Ray Jobs Overview
Ray Jobs Overview#
Ray Jobs API#
The recommended way to run a job on a Ray cluster is to use the Ray Jobs API, which consists of a CLI tool, Python SDK, and a REST API.
The Ray Jobs API allows you to submit locally developed applications to a remote Ray Cluster for execution. It simplifies the experience of packaging, deploying, and managing a Ray application.
A submission to the Ray Jobs API consists of:
An entrypoint command, like
python my_script.py, and
A runtime environment, which specifies the application’s file and package dependencies.
A job can be submitted by a remote client that lives outside of the Ray Cluster. We will show this workflow in the following user guides.

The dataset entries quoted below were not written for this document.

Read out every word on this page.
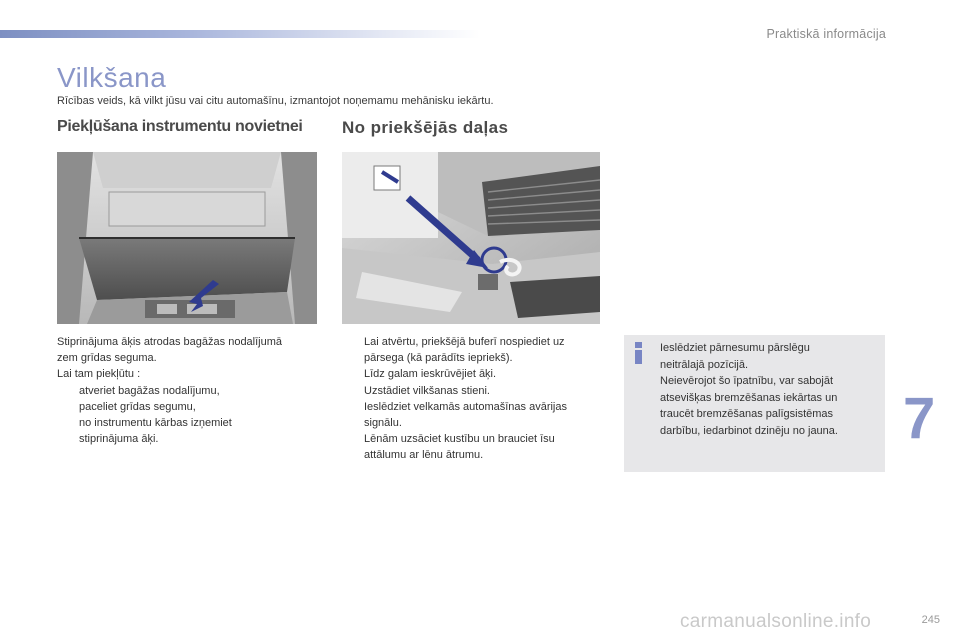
Praktiskā informācija
Vilkšana
Rīcības veids, kā vilkt jūsu vai citu automašīnu, izmantojot noņemamu mehānisku iekārtu.
Piekļūšana instrumentu novietnei No priekšējās daļas
Stiprinājuma āķis atrodas bagāžas nodalījumā
zem grīdas seguma.
Lai tam piekļūtu :
atveriet bagāžas nodalījumu,
paceliet grīdas segumu,
no instrumentu kārbas izņemiet
stiprinājuma āķi.
Lai atvērtu, priekšējā buferī nospiediet uz
pārsega (kā parādīts iepriekš).
Līdz galam ieskrūvējiet āķi.
Uzstādiet vilkšanas stieni.
Ieslēdziet velkamās automašīnas avārijas
signālu.
Lēnām uzsāciet kustību un brauciet īsu
attālumu ar lēnu ātrumu.
Ieslēdziet pārnesumu pārslēgu
neitrālajā pozīcijā.
Neievērojot šo īpatnību, var sabojāt
atsevišķas bremzēšanas iekārtas un
traucēt bremzēšanas palīgsistēmas
darbību, iedarbinot dzinēju no jauna.	7
carmanualsonline.info	245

After a job is submitted, it runs once to completion or failure, regardless of the original submitter’s connectivity. Retries or different runs with different parameters should be handled by the submitter. Jobs are bound to the lifetime of a Ray cluster, so if the cluster goes down, all running jobs on that cluster will be terminated.
To get started with the Ray Jobs API, check out the quickstart guide, which walks you through the CLI tools for submitting and interacting with a Ray Job. This is suitable for any client that can communicate over HTTP to the Ray Cluster. If needed, the Ray Jobs API also provides APIs for programmatic job submission and job submission using REST.
Running Jobs Interactively#
If you would like to run an application interactively and see the output in real time (for example, during development or debugging), you can:
(Recommended) Run your script directly on a cluster node (e.g. after SSHing into the node using
ray attach), or
use Ray Client to run a script from your local machine while maintaining a connection to the cluster.
Note that jobs started in these ways are not managed by the Ray Jobs API, so the Ray Jobs API will not be able to see them or interact with them (with the exception of
ray job list and